YR: OH. how many you sold? 1? 2?

If an annoying pretty woman/handsome man says:
1) I know you like me.
YR: Oh god. I'm not into gays.

2) What are you looking at? I am not interested in you!
YR: I'm just trying to describe to my friend here how a transvestite look like.

3) Sorry, you are nice but seriously not my type!
YR: and what makes you think you are my type?

4) UNLESS you are rich, then don’t dream that I will get a ride with you!
YR: Oh. sorry. i was just about to give you a ride in my Lamborghini.

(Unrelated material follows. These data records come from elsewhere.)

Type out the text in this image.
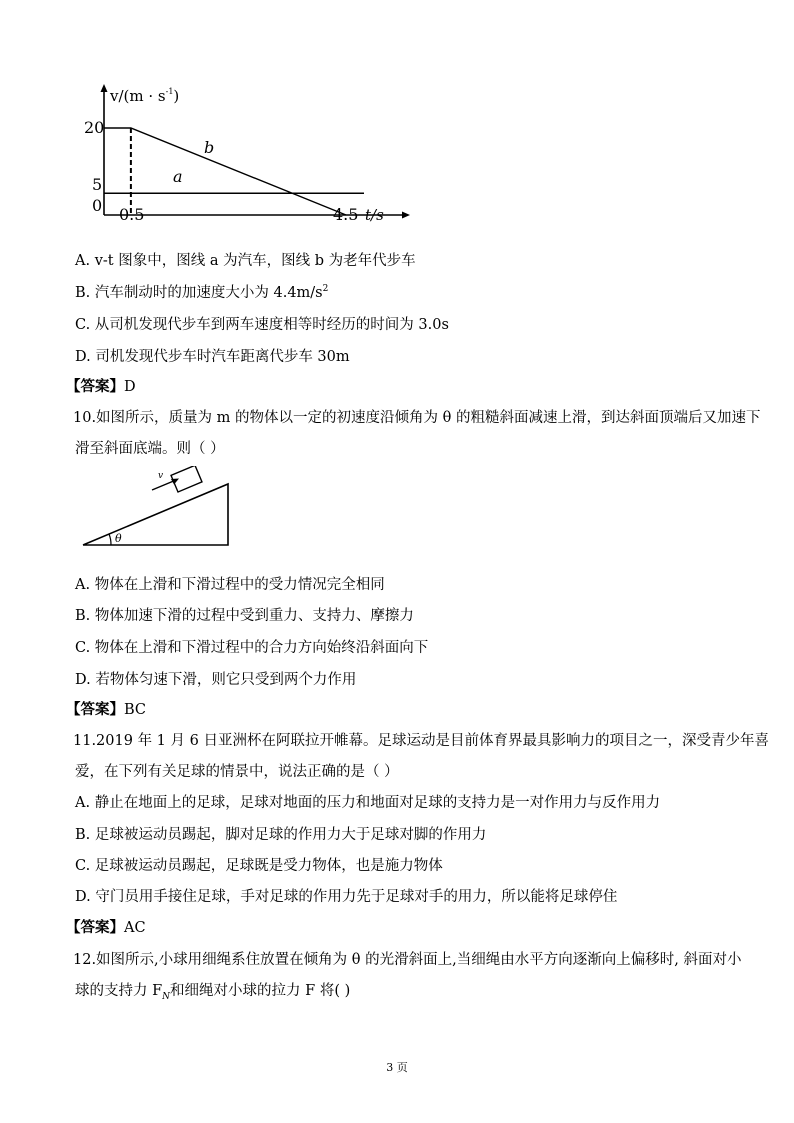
$v/(m \cdot s^{-1})$
20
5
0 0.5	4.5 t/s
b
a
A. v-t 图象中，图线 a 为汽车，图线 b 为老年代步车
B. 汽车制动时的加速度大小为 $4.4m/s^2$
C. 从司机发现代步车到两车速度相等时经历的时间为 3.0s
D. 司机发现代步车时汽车距离代步车 30m
【答案】D
10.如图所示，质量为 m 的物体以一定的初速度沿倾角为 θ 的粗糙斜面减速上滑，到达斜面顶端后又加速下
滑至斜面底端。则（ ）
v
θ
A. 物体在上滑和下滑过程中的受力情况完全相同
B. 物体加速下滑的过程中受到重力、支持力、摩擦力
C. 物体在上滑和下滑过程中的合力方向始终沿斜面向下
D. 若物体匀速下滑，则它只受到两个力作用
【答案】BC
11.2019 年 1 月 6 日亚洲杯在阿联拉开帷幕。足球运动是目前体育界最具影响力的项目之一，深受青少年喜
爱，在下列有关足球的情景中，说法正确的是（ ）
A. 静止在地面上的足球，足球对地面的压力和地面对足球的支持力是一对作用力与反作用力
B. 足球被运动员踢起，脚对足球的作用力大于足球对脚的作用力
C. 足球被运动员踢起，足球既是受力物体，也是施力物体
D. 守门员用手接住足球，手对足球的作用力先于足球对手的用力，所以能将足球停住
【答案】AC
12.如图所示,小球用细绳系住放置在倾角为 θ 的光滑斜面上,当细绳由水平方向逐渐向上偏移时, 斜面对小
球的支持力 $F_N$和细绳对小球的拉力 F 将( )
3 页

5) Look, I am pretty/handsome; I can make people hate you!
YR: Do i look like i care?

If an annoying extremely ugly woman/man says:
1) I think you and I can make a good couple.
YR: Me? and a pig? It's just gross..

2) May I have your cell phone number? please please please?
YR: Its 999. i can treat you to free coffee too.

3) Hi, wanna make out?
YR: i can't kiss a pig. sorry.

4) What do you like about me?
YR: when you aren't talking?

5) I want you to say that I am pretty/handsome and you like me sooooo much!
YR: i want to. but i'm afraid i will die laughing halfway through.

If your enemy says:
1) Hi bitch!
YR: Hi bastard!

2) You smell like shit!
YR: i thought the smell came from you!

3) I know you hate me because I am much better than you!
YR: you sure love to joke eh?

4) What an ugly creature you are!
YR: you know, others say that we look like twins..

5) I am going to kick your ass in this race for sure!
YR: if that's so, stay behind me then.

If your annoying ex says:
1) I still love you...
YR: i still love your money..

2) I know you love me!
YR: yes i do, i love your money.

3) Please, go back with me honey/hubby...
YR: ask my momma.

4) Please call me...
YR: when i need money? thanks!

5) The break up hurts me so much...
YR: yeah, thats why you went to find a new guy to heal your heart eh?

If an annoying salesperson says:
1) Wow! You are so pretty/handsome!
YR: thanks. and bye.

2) Seriously, I used this product and i've changed!
YR : you are telling me that if i use this product, i will become like you?! forget it.

3) We are giving a discount up to 50%!
YR: you should be the one paying 50% me for this type of product..

4) This one is good sir/madam. Buy sir/madam, buy..
YR: you paying?

5) That product is not good; it causes pimples all over your face.
YR: its just pimples. yours causes people to look like transvestite.